Was also tun, wenn man die gewünschten Information in deutschen Buchhandlungen nicht findet? Glücklicherweise war das World Wide Web gerade erfunden worden, und ich hatte an der Universität Zugriff darauf. Amerikanische Autoren teilten online ihr Wissen über das Plotten, Settings, Dialoge, Konflikte, usw. usf. Ich fand und abonnierte den fantastischen Newsletter inklings, herausgegeben von Debbi Ridpath Ohi. Leider existiert der Newsletter schon lange nicht mehr. Untergegangen mit der Dotcom-Blase. Das war eine Fundgrube an Informationen.

Wäre so ein Newsletter nicht etwas für deutsche Autoren? Ich schrieb verschiedene amerikanische Autoren an und bat darum, ihre Text übersetzen zu dürfen. Mit meiner Frau und mehreren anderen Mitstreitern gründete ich 1996 zunächst einen Club mit vierteljährlichem Newsletter, in dem wir zunächst hauptsächlich die übersetzten Artikel veröffentlichten. Nach und nach kam Material von deutschen Autoren hinzu. 1999 gingen wir komplett online. Seitdem gibt autorenforum.de einen Newsletter an mehr als 6000 Abonnenten heraus, zu allen Themen rund ums Schreiben. (Er ist kostenlos!
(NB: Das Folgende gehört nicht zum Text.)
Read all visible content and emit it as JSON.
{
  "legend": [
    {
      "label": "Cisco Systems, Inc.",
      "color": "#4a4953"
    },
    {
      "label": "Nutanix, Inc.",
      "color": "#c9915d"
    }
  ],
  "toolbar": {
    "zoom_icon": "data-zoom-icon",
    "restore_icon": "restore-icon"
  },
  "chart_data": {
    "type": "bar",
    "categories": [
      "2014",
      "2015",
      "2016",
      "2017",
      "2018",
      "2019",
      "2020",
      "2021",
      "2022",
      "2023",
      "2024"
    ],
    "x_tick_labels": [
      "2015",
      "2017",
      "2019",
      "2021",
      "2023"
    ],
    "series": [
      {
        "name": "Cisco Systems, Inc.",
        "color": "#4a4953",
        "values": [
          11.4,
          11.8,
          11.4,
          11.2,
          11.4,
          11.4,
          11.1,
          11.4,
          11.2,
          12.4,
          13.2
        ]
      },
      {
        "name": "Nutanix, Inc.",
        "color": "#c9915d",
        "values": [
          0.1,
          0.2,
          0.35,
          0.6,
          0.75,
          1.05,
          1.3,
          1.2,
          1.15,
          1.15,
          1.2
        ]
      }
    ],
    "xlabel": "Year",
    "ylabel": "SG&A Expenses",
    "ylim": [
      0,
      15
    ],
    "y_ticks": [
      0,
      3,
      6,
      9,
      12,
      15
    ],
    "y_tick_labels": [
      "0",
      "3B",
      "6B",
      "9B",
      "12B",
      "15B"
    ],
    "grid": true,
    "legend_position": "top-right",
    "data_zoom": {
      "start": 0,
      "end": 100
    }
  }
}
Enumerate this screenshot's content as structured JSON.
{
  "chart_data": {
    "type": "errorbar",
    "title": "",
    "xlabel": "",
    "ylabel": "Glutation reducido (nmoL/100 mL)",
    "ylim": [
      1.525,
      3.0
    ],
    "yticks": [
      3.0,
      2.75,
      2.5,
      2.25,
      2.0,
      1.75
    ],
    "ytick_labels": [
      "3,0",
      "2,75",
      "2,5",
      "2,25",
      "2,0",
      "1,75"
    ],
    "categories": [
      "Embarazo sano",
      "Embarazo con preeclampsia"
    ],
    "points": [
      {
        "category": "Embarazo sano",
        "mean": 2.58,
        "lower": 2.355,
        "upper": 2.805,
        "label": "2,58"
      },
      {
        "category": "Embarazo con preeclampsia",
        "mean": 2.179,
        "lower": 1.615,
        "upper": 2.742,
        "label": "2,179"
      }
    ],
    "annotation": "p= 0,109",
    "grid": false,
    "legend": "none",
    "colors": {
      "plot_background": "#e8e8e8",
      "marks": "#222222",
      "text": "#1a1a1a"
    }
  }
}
Einfach auf der Website abonnieren.)

Meine Ausgangslage ist mit dem Zugriff auf Schreibwissen und Wissen über den Medienbetrieb in Deutschland (und weltweit) also nicht schlecht. Als Koautor im Team Alex Thomas habe ich an bisher vier Romanen mitgeschrieben und Erfahrungen gesammelt.

Jetzt geht’s daran, den eingangs erwähnten ‚Pudding‘ zu produzieren. Jetzt, da wir zu zweit aktiv sind und wir beide Vollzeit als Autoren arbeiten, kann ich ebenfalls Romanprojekte entwickeln und umsetzen. Und diese Woche war es dann soweit, Wochen nach unserem Umzug nach Deutschland, nach der Einrichtung unserer Wohnung, nach vielen Ämtergängen. Endlich konnte ich „Endlich!“ sagen.  Und was seit Monaten als Ideensammlung existierte, wurde diese Woche konkret. Das Exposé für den ersten Roman einer neuen Serie nahm Gestalt an und der Prolog dafür steht. Ideen für zwei Folgeromane sind notiert.

Es kann also festgehalten werden: Seit dem 1. März wird geschrieben.